Home Top Ad

Ketika Anak TK Belajar Jarimatika

Share:
Anak saya yang nomor satu sedang duduk dibangku TK (maksudnya sekolah di TK). Masih TK anaknya? (maklum, telat kawin). Seperti sekolah TK pada umumnya, anak saya juga belajar bernyanyi, bermain, melatih kemandirian dan ketrampilan. Namun begitu pihak sekolah  ingin peserta didik juga memiliki keunggulan lain demi bersaing dengan TK-TK yang lain. Harap maklum, persaingan sekolah mencari siswa sudah semakin brutal, meskipun semester II baru dimulai sudah banyak sekolah membuka pendaftaran siswa baru dengan janji-janji manis dan memikat. 

Meskipun menurut aturan anak TK tidak boleh diajari calistung (sing kondho sopo? tanya teman saya), sekolah tempat anak saya belajar dan TK-TK yang lain diseluruh Indonesia (menurut keyakinan saya) sudah memberikan materi berhitung. Yang lebih hebat lagi anak saya diajari berhitung dengan menggunakan metode Jarimatika. 
Kode-kode pada jarimatika

Sebenarnya saya tidak begitu memperhatikan apakah anak saya telah diajari berhitung karena menurut saya belum porsinya dia mendapat pelajaran berhitung, apalagi menggunakan metode Jarimatika. Ketika setiap petang habis maghrib dia mencoba mempelajari kembali hasil belajar calistung yang menggunakan jarimatika, saya jadi penasaran. Akhirnya saya memberi beberapa soal penjumlahan yang melibatkan angka 1-10.

Soal-soal penjumlahan yang hanya melibatkan angka 1-4 dikerjakan dengan benar. Misalnya 1+4=5, 3+4=7, 4+4=8. Kemudian saya mencoba memberikan soal penjumlahan yang melibatkan angka 5-9.

Ketika saya beri soal 6+2, anak saya mulai mengerakkan jari-jemarinya sesuai yang ia pelajari disekolah.
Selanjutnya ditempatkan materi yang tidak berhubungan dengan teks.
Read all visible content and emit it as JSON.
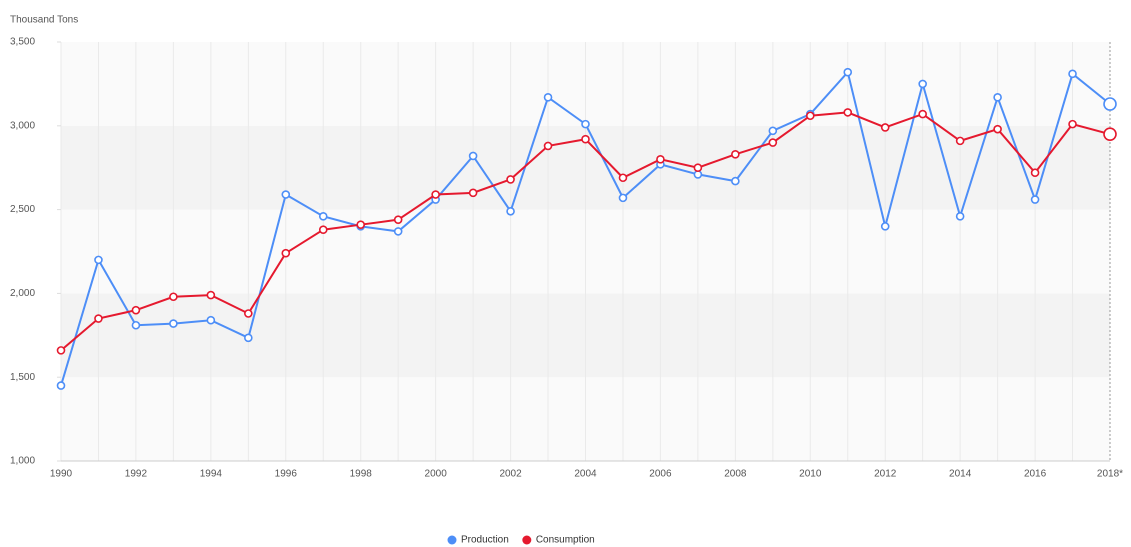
{
  "chart_data": {
    "type": "line",
    "y_axis_label": "Thousand Tons",
    "categories": [
      "1990",
      null,
      "1992",
      null,
      "1994",
      null,
      "1996",
      null,
      "1998",
      null,
      "2000",
      null,
      "2002",
      null,
      "2004",
      null,
      "2006",
      null,
      "2008",
      null,
      "2010",
      null,
      "2012",
      null,
      "2014",
      null,
      "2016",
      null,
      "2018*"
    ],
    "series": [
      {
        "name": "Production",
        "color": "#4d8ef7",
        "values": [
          1450,
          2200,
          1810,
          1820,
          1840,
          1735,
          2590,
          2460,
          2400,
          2370,
          2560,
          2820,
          2490,
          3170,
          3010,
          2570,
          2770,
          2710,
          2670,
          2970,
          3070,
          3320,
          2400,
          3250,
          2460,
          3170,
          2560,
          3310,
          3130
        ]
      },
      {
        "name": "Consumption",
        "color": "#e5192e",
        "values": [
          1660,
          1850,
          1900,
          1980,
          1990,
          1880,
          2240,
          2380,
          2410,
          2440,
          2590,
          2600,
          2680,
          2880,
          2920,
          2690,
          2800,
          2750,
          2830,
          2900,
          3060,
          3080,
          2990,
          3070,
          2910,
          2980,
          2720,
          3010,
          2950
        ]
      }
    ],
    "ylim": [
      1000,
      3500
    ],
    "yticks": [
      {
        "value": 1000,
        "label": "1,000"
      },
      {
        "value": 1500,
        "label": "1,500"
      },
      {
        "value": 2000,
        "label": "2,000"
      },
      {
        "value": 2500,
        "label": "2,500"
      },
      {
        "value": 3000,
        "label": "3,000"
      },
      {
        "value": 3500,
        "label": "3,500"
      }
    ],
    "legend": "bottom"
  }
}
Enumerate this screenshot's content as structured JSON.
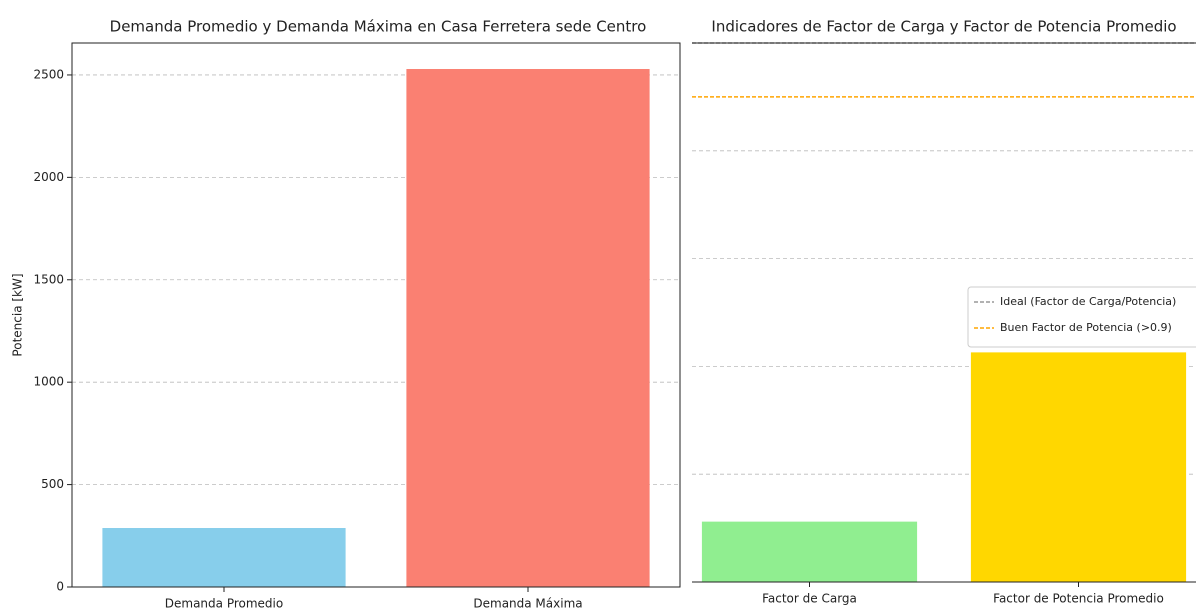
{
  "chart_data": [
    {
      "type": "bar",
      "title": "Demanda Promedio y Demanda Máxima en Casa Ferretera sede Centro",
      "ylabel": "Potencia [kW]",
      "categories": [
        "Demanda Promedio",
        "Demanda Máxima"
      ],
      "values": [
        288,
        2529
      ],
      "colors": [
        "#87ceeb",
        "#fa8072"
      ],
      "ylim": [
        0,
        2656
      ],
      "yticks": [
        0,
        500,
        1000,
        1500,
        2000,
        2500
      ],
      "grid": true
    },
    {
      "type": "bar",
      "title": "Indicadores de Factor de Carga y Factor de Potencia Promedio",
      "categories": [
        "Factor de Carga",
        "Factor de Potencia Promedio"
      ],
      "values": [
        0.112,
        0.426
      ],
      "colors": [
        "#90ee90",
        "#ffd700"
      ],
      "ylim": [
        0,
        1.0
      ],
      "yticks": [
        0,
        0.2,
        0.4,
        0.6,
        0.8,
        1.0
      ],
      "grid": true,
      "reference_lines": [
        {
          "name": "Ideal (Factor de Carga/Potencia)",
          "value": 1.0,
          "color": "#999999"
        },
        {
          "name": "Buen Factor de Potencia (>0.9)",
          "value": 0.9,
          "color": "#ffa500"
        }
      ],
      "legend": "center right"
    }
  ]
}
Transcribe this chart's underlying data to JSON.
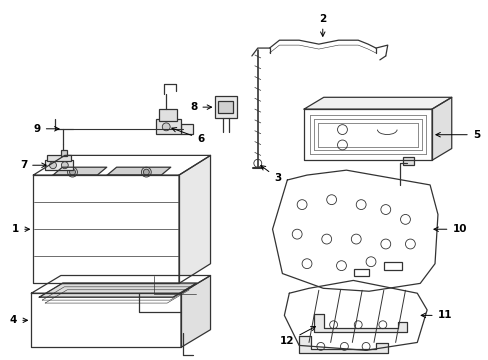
{
  "background_color": "#ffffff",
  "line_color": "#333333",
  "fig_width": 4.89,
  "fig_height": 3.6,
  "dpi": 100
}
Awalnya dia mengangkat tangan kanan dengan tanda angka 6 (lihat simbol diatas) dan tangan kiri simbol angka 2 (lihat simbol diatas juga). Kemudian anak saya kembali menghitung satu persatu jari sebelah kanan dan kiri, dan ternyata hasil 6+2=4. Tepuk jidat!.
saya lanjutkan dengan beberapa soal lain, 8+3=7, 7+2=5 dan seterusnya. 
saya tidak berkomentar atas hasil belajar yang diperoleh anak saya (cuma tepuk jidat doang).
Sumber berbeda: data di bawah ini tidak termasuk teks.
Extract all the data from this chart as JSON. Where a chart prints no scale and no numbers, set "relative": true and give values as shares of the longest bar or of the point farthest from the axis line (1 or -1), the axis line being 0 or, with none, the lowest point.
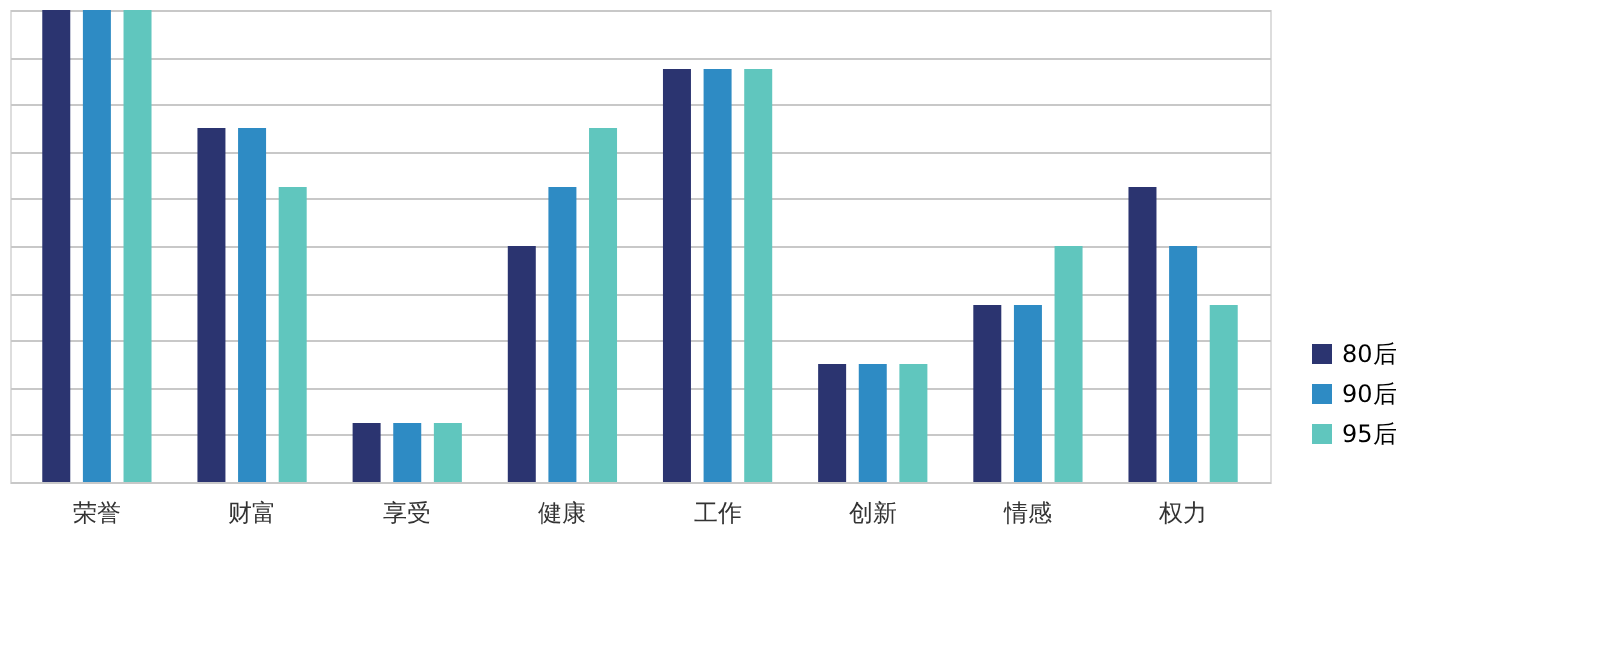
{
  "chart_data": {
    "type": "bar",
    "relative": true,
    "categories": [
      "荣誉",
      "财富",
      "享受",
      "健康",
      "工作",
      "创新",
      "情感",
      "权力"
    ],
    "series": [
      {
        "name": "80后",
        "color": "#2b3470",
        "values": [
          1,
          0.75,
          0.125,
          0.5,
          0.875,
          0.25,
          0.375,
          0.625
        ]
      },
      {
        "name": "90后",
        "color": "#2e8bc4",
        "values": [
          1,
          0.75,
          0.125,
          0.625,
          0.875,
          0.25,
          0.375,
          0.5
        ]
      },
      {
        "name": "95后",
        "color": "#60c6be",
        "values": [
          1,
          0.625,
          0.125,
          0.75,
          0.875,
          0.25,
          0.5,
          0.375
        ]
      }
    ],
    "grid": "y",
    "legend": "bottom right"
  }
}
Kemudian saya memberikan alat sempoa yang saya beli didepan sekolah dan meminta anak saya menghitung kembali soal penjumlahan yang saya berikan tadi. Tentu saja hasilnya berbeda, karena harus menghitung satu persatu biji sempoa.
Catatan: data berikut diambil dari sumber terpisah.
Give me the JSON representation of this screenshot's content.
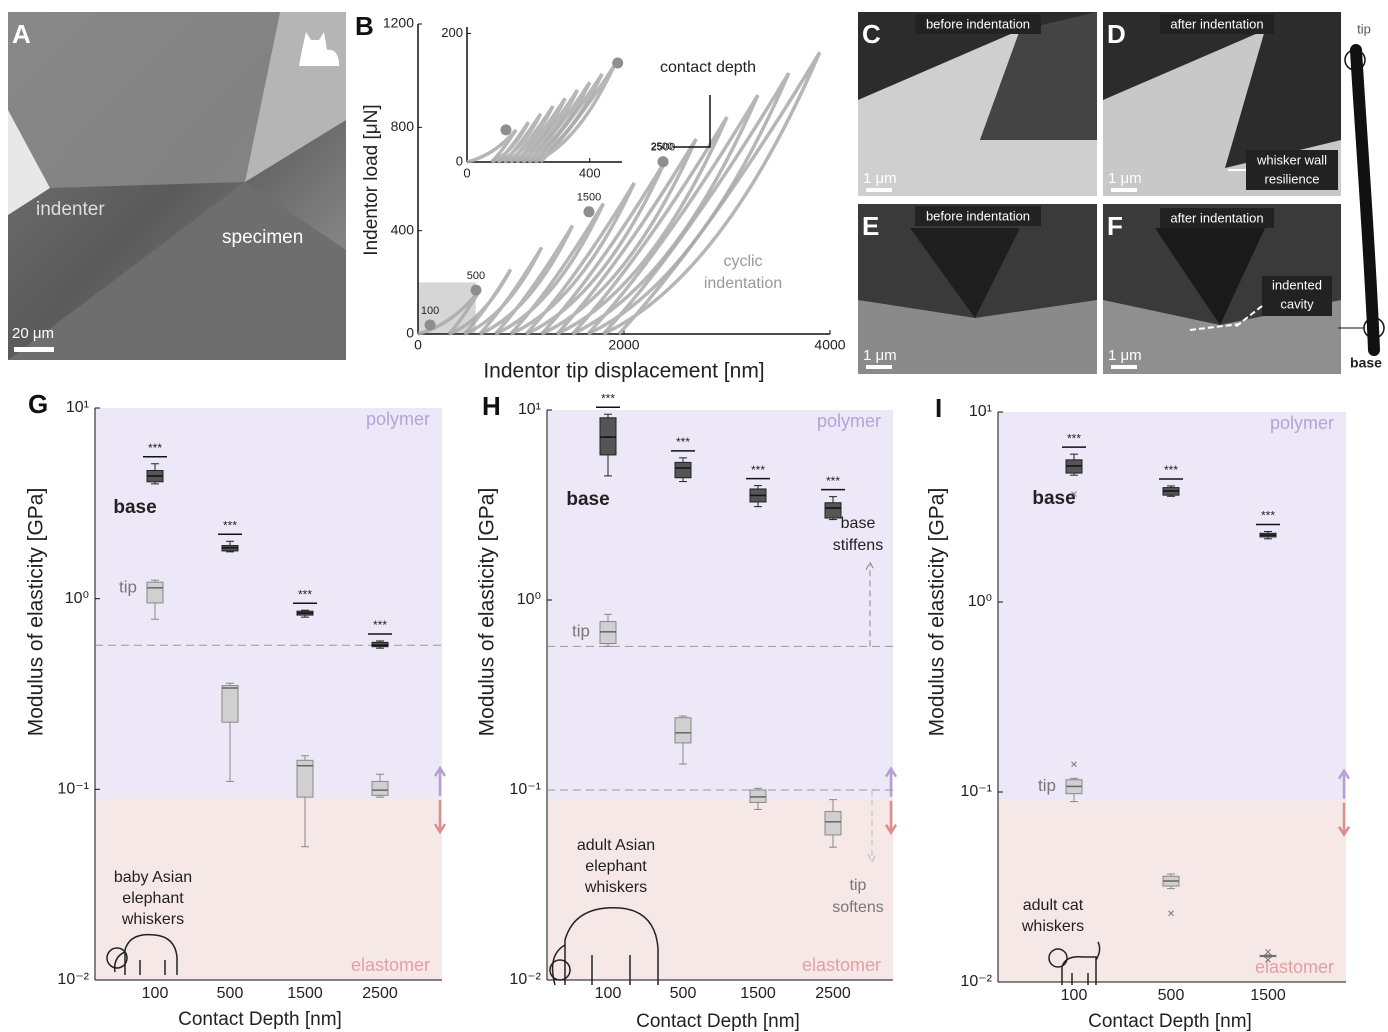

Saya memiliki keyakinan bahwa anak saya memang belum mampu mengolah bahkan menunjuk angka dengan tepat (dilihat dari cara dia menjumlah) dan tidak ingin menyalahkan sekolah yang memberikan pelajaran berhitung. Bagaimanapun juga sekolah tidak ingin tertinggal dari sekolah lain dalam hal prestasi belajar. 

Sebagai orang tua tetaplah bangga memiliki anak yang mau belajar berhitung meskipun tidak sepenuhnya benar.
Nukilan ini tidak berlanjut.